After flashing back to moving out of his grandmother's home, Mickey visits his grandmother's grave, where he has a breakdown before being approached by the younger version of his grandmother, who comforts Mickey. Mickey has sex with his grandmother, who afterward turns back into her aged self and begins taunting and insulting Mickey. Mickey is crucified and treks through the desert with the cross while, in reality, he is revealed to be passed out on a sidewalk, being worked on by a pair of EMTs. A passerby apathetically flicks his cigarette butt onto the unconscious or dead Mickey.

== Production ==
According to director Thomas Zupko, when it came to crafting Shades of Hades, he "put everything into that one" because it was "more or less" based on Zupko's own life, with Zupko having stated, "I think in many ways I am [...] the Mickey G. character in Shades of Hades." Zupko found shooting the film to be an exhausting and "powerful" experience that left him contemplating suicide, which prompted him to take "a couple of weeks off" as he "wondered where I could go from there."

== Reception ==
Nina Whett and Scott Cohen of Adult Industry News had differing views on Shades of Hades, with the former calling it "interesting" and praising its technical aspects and "artistic vision" while the latter criticized the film's pacing and expressed revulsion over aspects like the grandmother character and the abortion scene, labelling the film "genuinely artistic" but concluding, "I've seen other Zupko films and they have been great. However, this one will have you fast-forwarding a lot." Peter van Aarle of Cyberspace Adult Video Reviews expressed disdain for Shades of Hades, giving it a score of 6.00/10.00 (the lowest one possible) and rhetorically asking, "Sorry, I thought this was a sex tape?" Roger T. Pipe was somewhat critical of the film's sex scenes but otherwise complimentary towards it, declaring, "What can I say, Shades of Hades is well crafted, twisted, nicely shot, disturbing and occasionally brilliant" before awarding the film a score of 8/10.

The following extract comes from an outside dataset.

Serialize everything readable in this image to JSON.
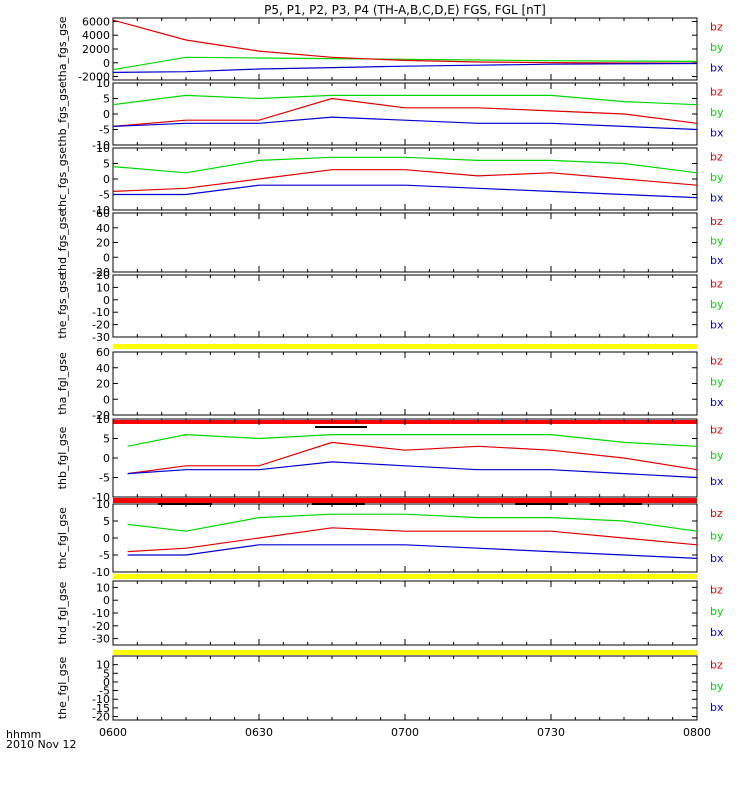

ViceList admitted that, despite its repetitive nature, Shades of Hades was the only one of Thomas Zupko's "masterpieces" that they enjoyed, highlighting the editing and special effects, and stating, "He [Zupko] manages to keep the religious bullshit and heavy-handed messages to a minimum, focusing on a completely fictitious story and slowly but surely developing a character. There's something to be said for that." Neil B. of XXX Movie Review labelled the film a "unique piece of cinema" that was "thoughtful, well directed and riveting" and deserving of a score of 5/5, despite also opining that Shades of Hades was not technically pornography due to the sex and eroticism feeling secondary to the "story and presentation."

Shades of Hades won Best Anal Sex Scene (Video) and Most Outrageous Sex Scene (Video) at the 2002 Adam Film World Awards and the Ninfa Award for Best Script at the 2002 Barcelona International Erotic Film Festival.